White House press secretary Jen Psaki confirmed on Monday that the United States plans to share American-made AstraZeneca coronavirus vaccine doses with other countries.

“Today we announced that the administration is looking at options to share American-made AstraZeneca vaccine doses during the next few months. Given the strong portfolio of vaccines that the United States has already authorized and … that is available in large quantities, including two two-dose vaccines and one one-dose vaccine, and given that AstraZeneca is not authorized for use in the United States, we do not need to use AstraZeneca in our fight against Covid over the next few months,” Psaki said during the White House press briefing.

Psaki said the US Food and Drug Administration will conduct a safety review of doses before they leave the country and that the US plan to distribute the vaccine is still being developed.

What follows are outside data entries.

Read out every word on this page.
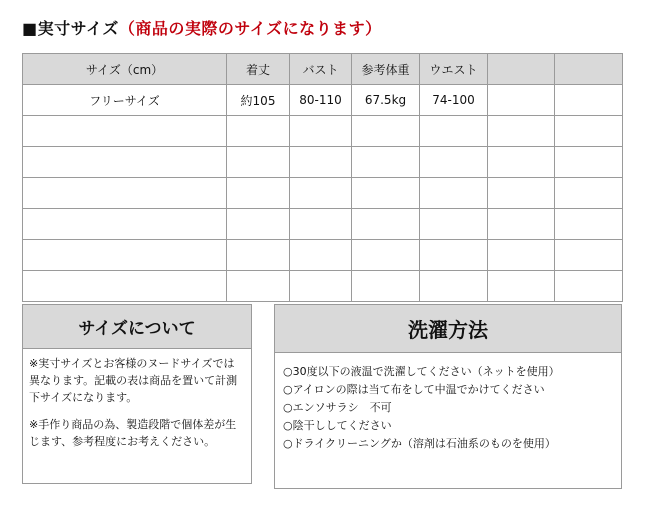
■実寸サイズ（商品の実際のサイズになります）
サイズ（cm）	着丈	バスト	参考体重	ウエスト		
フリーサイズ	約105	80-110	67.5kg	74-100		

サイズについて
※実寸サイズとお客様のヌードサイズでは異なります。記載の表は商品を置いて計測下サイズになります。
※手作り商品の為、製造段階で個体差が生じます、参考程度にお考えください。
洗濯方法
○30度以下の液温で洗濯してください（ネットを使用）
○アイロンの際は当て布をして中温でかけてください
○エンソサラシ　不可
○陰干ししてください
○ドライクリーニングか（溶剤は石油系のものを使用）
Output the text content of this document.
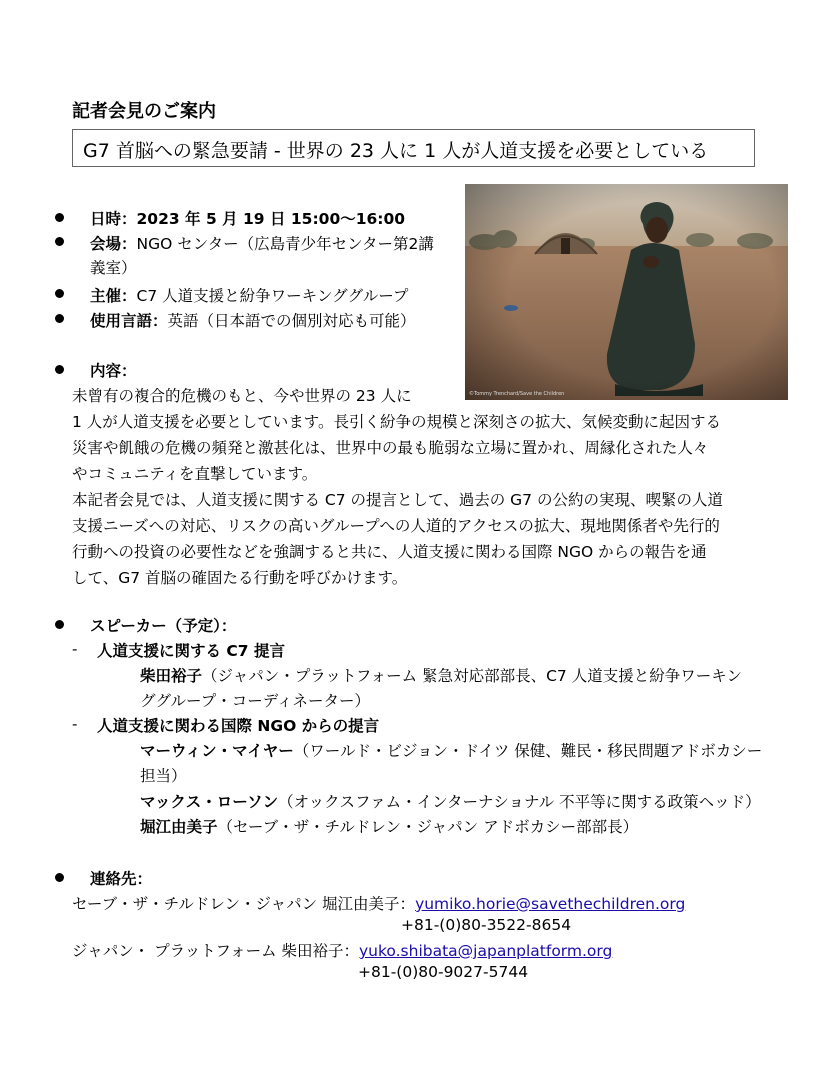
記者会見のご案内
G7 首脳への緊急要請 - 世界の 23 人に 1 人が人道支援を必要としている
©Tommy Trenchard/Save the Children
日時：2023 年 5 月 19 日 15:00～16:00
会場：NGO センター（広島青少年センター第2講
義室）
主催：C7 人道支援と紛争ワーキンググループ
使用言語：英語（日本語での個別対応も可能）
内容：
未曾有の複合的危機のもと、今や世界の 23 人に
1 人が人道支援を必要としています。長引く紛争の規模と深刻さの拡大、気候変動に起因する
災害や飢餓の危機の頻発と激甚化は、世界中の最も脆弱な立場に置かれ、周縁化された人々
やコミュニティを直撃しています。
本記者会見では、人道支援に関する C7 の提言として、過去の G7 の公約の実現、喫緊の人道
支援ニーズへの対応、リスクの高いグループへの人道的アクセスの拡大、現地関係者や先行的
行動への投資の必要性などを強調すると共に、人道支援に関わる国際 NGO からの報告を通
して、G7 首脳の確固たる行動を呼びかけます。
スピーカー（予定）：
- 人道支援に関する C7 提言
柴田裕子（ジャパン・プラットフォーム 緊急対応部部長、C7 人道支援と紛争ワーキン
ググループ・コーディネーター）
- 人道支援に関わる国際 NGO からの提言
マーウィン・マイヤー（ワールド・ビジョン・ドイツ 保健、難民・移民問題アドボカシー
担当）
マックス・ローソン（オックスファム・インターナショナル 不平等に関する政策ヘッド）
堀江由美子（セーブ・ザ・チルドレン・ジャパン アドボカシー部部長）
連絡先：
セーブ・ザ・チルドレン・ジャパン 堀江由美子：yumiko.horie@savethechildren.org
+81-(0)80-3522-8654
ジャパン・ プラットフォーム 柴田裕子：yuko.shibata@japanplatform.org
+81-(0)80-9027-5744
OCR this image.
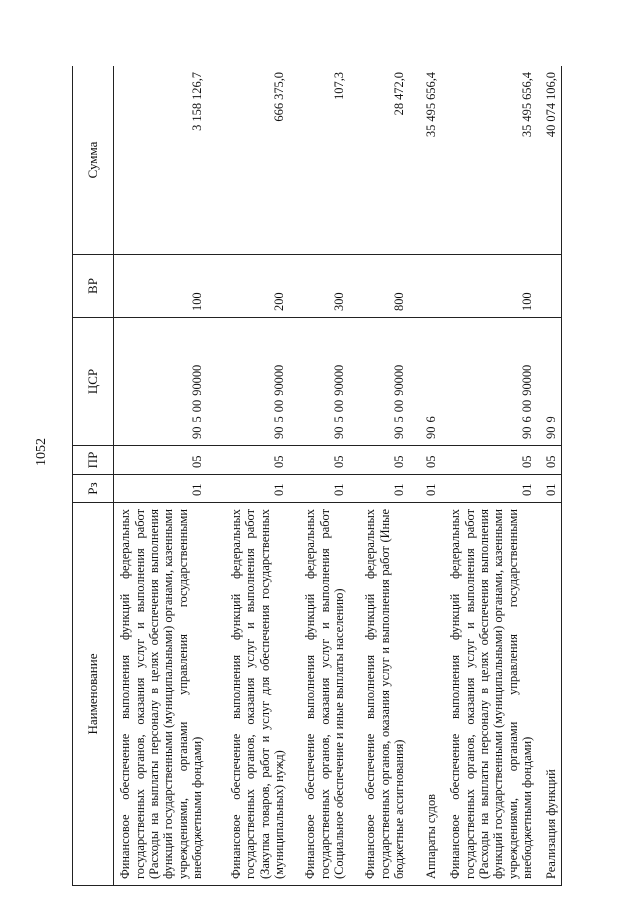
1052
Наименование	Рз	ПР	ЦСР	ВР	Сумма
Финансовое обеспечение выполнения функций федеральных государственных органов, оказания услуг и выполнения работ (Расходы на выплаты персоналу в целях обеспечения выполнения функций государственными (муниципальными) органами, казенными учреждениями, органами управления государственными внебюджетными фондами)	01	05	90 5 00 90000	100	3 158 126,7
Финансовое обеспечение выполнения функций федеральных государственных органов, оказания услуг и выполнения работ (Закупка товаров, работ и услуг для обеспечения государственных (муниципальных) нужд)	01	05	90 5 00 90000	200	666 375,0
Финансовое обеспечение выполнения функций федеральных государственных органов, оказания услуг и выполнения работ (Социальное обеспечение и иные выплаты населению)	01	05	90 5 00 90000	300	107,3
Финансовое обеспечение выполнения функций федеральных государственных органов, оказания услуг и выполнения работ (Иные бюджетные ассигнования)	01	05	90 5 00 90000	800	28 472,0
Аппараты судов	01	05	90 6		35 495 656,4
Финансовое обеспечение выполнения функций федеральных государственных органов, оказания услуг и выполнения работ (Расходы на выплаты персоналу в целях обеспечения выполнения функций государственными (муниципальными) органами, казенными учреждениями, органами управления государственными внебюджетными фондами)	01	05	90 6 00 90000	100	35 495 656,4
Реализация функций	01	05	90 9		40 074 106,0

“Before any AstraZeneca doses are shipped from the United States, the FDA will confirm any such doses meet its expectations for product quality. This is being done in the context of the FDA’s ongoing review of all doses made at the plant where these AstraZeneca doses were produced. And I anticipate in the near future, our team will share more details about our planning and who will be receiving doses from here. But we’re in the planning process at this point in time,” Psaki added. 

Some more background: CNN previously reported that the US has tens of millions of AstraZeneca's vaccine stockpiled but none have been used because it has not yet been granted emergency use authorization by the FDA.

Multiple world leaders have pressed President Biden to share doses as other countries have struggled to ramp up vaccinations. One of those countries is India, which is currently going through one of the worst Covid-19 surges in the world.

Biden and Indian Prime Minister Narendra Modi spoke on Monday, but a readout from the call released by the White House did not mention sharing vaccines.